I need to get this done and I've run dry. The "county" ones sound kind of boring. 
The littlest kids teams are named for Irish pony breeds:
Kerry Bog Ponies
Connemaras
Irish Cobs


----------



## farmergirl (Aug 2, 2005)

No "Shamrocks"?

And what about the "Potato Ponies"...


----------



## Lisa in WA (Oct 11, 2004)

We're trying to incorporate Irish county or city/town names.


----------



## farmergirl (Aug 2, 2005)

Sorry, I can't help with those.

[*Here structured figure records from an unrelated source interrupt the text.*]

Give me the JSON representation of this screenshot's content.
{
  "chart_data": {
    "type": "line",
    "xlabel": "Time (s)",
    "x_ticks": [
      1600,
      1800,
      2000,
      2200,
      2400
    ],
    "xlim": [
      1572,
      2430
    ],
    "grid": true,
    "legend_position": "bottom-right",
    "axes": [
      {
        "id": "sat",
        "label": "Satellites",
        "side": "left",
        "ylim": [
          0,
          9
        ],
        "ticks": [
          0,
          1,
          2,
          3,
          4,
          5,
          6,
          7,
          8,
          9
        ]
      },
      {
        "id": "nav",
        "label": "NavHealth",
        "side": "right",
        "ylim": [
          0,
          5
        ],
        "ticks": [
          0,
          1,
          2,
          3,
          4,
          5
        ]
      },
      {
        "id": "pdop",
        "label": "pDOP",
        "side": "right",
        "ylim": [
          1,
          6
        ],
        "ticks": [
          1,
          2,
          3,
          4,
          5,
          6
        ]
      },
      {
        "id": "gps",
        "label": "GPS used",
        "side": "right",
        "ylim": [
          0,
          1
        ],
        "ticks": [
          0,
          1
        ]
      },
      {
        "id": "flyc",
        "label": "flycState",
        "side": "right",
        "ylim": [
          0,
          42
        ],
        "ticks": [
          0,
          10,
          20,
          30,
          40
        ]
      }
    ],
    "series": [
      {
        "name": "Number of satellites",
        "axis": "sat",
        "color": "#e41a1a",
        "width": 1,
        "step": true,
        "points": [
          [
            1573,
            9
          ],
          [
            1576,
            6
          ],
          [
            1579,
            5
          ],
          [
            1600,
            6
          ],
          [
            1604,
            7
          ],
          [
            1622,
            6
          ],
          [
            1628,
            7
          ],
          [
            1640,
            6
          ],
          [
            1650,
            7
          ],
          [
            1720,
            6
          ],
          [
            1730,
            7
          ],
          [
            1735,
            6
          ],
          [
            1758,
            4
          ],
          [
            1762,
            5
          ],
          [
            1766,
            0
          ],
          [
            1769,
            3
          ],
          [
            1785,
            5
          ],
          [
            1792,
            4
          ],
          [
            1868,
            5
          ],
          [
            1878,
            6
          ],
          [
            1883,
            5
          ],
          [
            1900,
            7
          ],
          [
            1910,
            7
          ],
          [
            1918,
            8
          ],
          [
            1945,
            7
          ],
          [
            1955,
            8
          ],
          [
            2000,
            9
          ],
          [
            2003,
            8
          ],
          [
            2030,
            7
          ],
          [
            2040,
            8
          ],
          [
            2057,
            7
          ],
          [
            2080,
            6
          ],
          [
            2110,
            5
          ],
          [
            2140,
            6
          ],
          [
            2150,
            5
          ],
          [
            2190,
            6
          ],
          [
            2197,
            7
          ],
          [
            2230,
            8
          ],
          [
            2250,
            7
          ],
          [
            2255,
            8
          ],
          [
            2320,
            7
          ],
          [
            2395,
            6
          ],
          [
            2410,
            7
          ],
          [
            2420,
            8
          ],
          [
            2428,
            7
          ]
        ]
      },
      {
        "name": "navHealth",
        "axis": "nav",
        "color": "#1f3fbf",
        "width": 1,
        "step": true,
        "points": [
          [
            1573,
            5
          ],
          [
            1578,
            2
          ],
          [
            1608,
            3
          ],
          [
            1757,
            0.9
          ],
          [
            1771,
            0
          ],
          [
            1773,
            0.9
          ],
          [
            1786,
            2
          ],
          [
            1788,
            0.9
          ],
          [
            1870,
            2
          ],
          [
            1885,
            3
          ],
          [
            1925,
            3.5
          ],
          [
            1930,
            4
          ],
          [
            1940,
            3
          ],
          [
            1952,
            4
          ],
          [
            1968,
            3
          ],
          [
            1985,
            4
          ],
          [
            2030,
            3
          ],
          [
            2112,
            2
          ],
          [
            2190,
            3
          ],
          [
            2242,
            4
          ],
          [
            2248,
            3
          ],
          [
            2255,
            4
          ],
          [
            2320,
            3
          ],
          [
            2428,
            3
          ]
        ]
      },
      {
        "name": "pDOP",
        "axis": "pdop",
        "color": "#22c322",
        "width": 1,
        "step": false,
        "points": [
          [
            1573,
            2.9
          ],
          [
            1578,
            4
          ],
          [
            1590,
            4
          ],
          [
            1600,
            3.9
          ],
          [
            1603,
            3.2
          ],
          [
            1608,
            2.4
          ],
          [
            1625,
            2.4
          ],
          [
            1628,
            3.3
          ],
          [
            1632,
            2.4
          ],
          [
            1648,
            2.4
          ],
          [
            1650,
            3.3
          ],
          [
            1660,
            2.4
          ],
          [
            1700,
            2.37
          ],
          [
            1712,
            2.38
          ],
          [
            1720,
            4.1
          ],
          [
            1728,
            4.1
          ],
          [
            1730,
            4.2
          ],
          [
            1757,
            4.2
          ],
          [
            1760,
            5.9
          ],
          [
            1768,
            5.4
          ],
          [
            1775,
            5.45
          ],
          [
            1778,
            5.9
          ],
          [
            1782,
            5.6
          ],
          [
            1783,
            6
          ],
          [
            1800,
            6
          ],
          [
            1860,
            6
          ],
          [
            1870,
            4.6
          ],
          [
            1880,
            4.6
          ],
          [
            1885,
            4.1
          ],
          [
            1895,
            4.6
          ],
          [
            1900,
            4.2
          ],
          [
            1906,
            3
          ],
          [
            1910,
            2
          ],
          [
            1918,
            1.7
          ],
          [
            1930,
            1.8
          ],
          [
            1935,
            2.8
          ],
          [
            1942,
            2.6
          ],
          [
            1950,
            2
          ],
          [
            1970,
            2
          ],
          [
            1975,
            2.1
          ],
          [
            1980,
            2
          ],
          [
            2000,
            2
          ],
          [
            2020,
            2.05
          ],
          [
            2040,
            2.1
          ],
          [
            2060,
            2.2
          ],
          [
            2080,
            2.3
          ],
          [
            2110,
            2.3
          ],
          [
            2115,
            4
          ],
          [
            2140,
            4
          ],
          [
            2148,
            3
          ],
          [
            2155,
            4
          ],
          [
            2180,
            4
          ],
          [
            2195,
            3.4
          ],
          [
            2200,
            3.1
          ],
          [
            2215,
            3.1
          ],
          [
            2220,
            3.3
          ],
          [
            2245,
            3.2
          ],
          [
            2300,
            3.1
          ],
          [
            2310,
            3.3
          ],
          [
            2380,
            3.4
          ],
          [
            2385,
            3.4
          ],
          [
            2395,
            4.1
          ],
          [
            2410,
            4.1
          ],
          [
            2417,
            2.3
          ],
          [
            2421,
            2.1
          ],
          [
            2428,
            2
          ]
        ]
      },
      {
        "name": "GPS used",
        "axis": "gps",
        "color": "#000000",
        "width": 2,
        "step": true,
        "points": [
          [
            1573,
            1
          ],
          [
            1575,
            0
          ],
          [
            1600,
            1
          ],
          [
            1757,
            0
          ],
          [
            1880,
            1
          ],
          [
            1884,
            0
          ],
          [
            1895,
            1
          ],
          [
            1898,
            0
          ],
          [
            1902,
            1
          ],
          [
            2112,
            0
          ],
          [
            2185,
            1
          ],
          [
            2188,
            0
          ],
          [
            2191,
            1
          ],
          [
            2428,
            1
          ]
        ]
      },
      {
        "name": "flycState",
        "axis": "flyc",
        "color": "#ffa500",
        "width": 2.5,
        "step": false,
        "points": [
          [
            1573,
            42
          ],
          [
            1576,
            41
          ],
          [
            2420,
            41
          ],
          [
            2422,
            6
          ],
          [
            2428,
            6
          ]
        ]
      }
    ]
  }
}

Sounds like an interesting project, but I must admit complete ignorance on the subject


----------



## vicki in NW OH (May 10, 2002)

(The) Blarney bunch
(The) Dingle bayers

OK, stop me me now.


----------



## Lisa in WA (Oct 11, 2004)

vicki in NW OH said:


> (The) Blarney bunch


Perfect!!!!


----------



## Oggie (May 29, 2003)

The Patty O'furnitures?


Macrooms of doom
Lough Lee Lads
Tullamore Stories


----------



## Wisconsin Ann (Feb 27, 2007)

Kilkenny Kickers
Dublin Darlings
Waterford Whinnies
Belfast Heart Breakers
O'Leary cows ? 
The Shaunessy Sass


----------



## MushCreek (Jan 7, 2008)

Banshees?


----------



## copperpennykids (Sep 6, 2004)

Bantry Bay Bunch

Dublin Daredevils

Molly Malones

Emerald Isle Elites

Fightin' Irish

Shalimars

Innisfrees

Bally Shannons

Wild Irish Roses

Irish Sea Horses (snicker)


----------



## pheasantplucker (Feb 20, 2007)

Corkers
Blarney stoners
Slancha (not spelled correctly)
O'Bama


----------



## Lisa in WA (Oct 11, 2004)

Thanks everyone! I'll print these and take them to the meeting today.


----------



## Pops2 (Jan 27, 2003)

how about
the kerry blue's (kind of terrier)
the brian boru's (after the last high king of ireland)
the mick collins's (hero of independance)
the saint brendans (ancient priest who alledgedly brought christianity to N America 500 + years before columbus)
the brans (after a wolfhound belonging to a mythological hero Cuculain I think)
the sidhe ("fairie" who interacted w/ the irish in both war & lust)
the hibernians (ancient name for irish)
ulster royalists


----------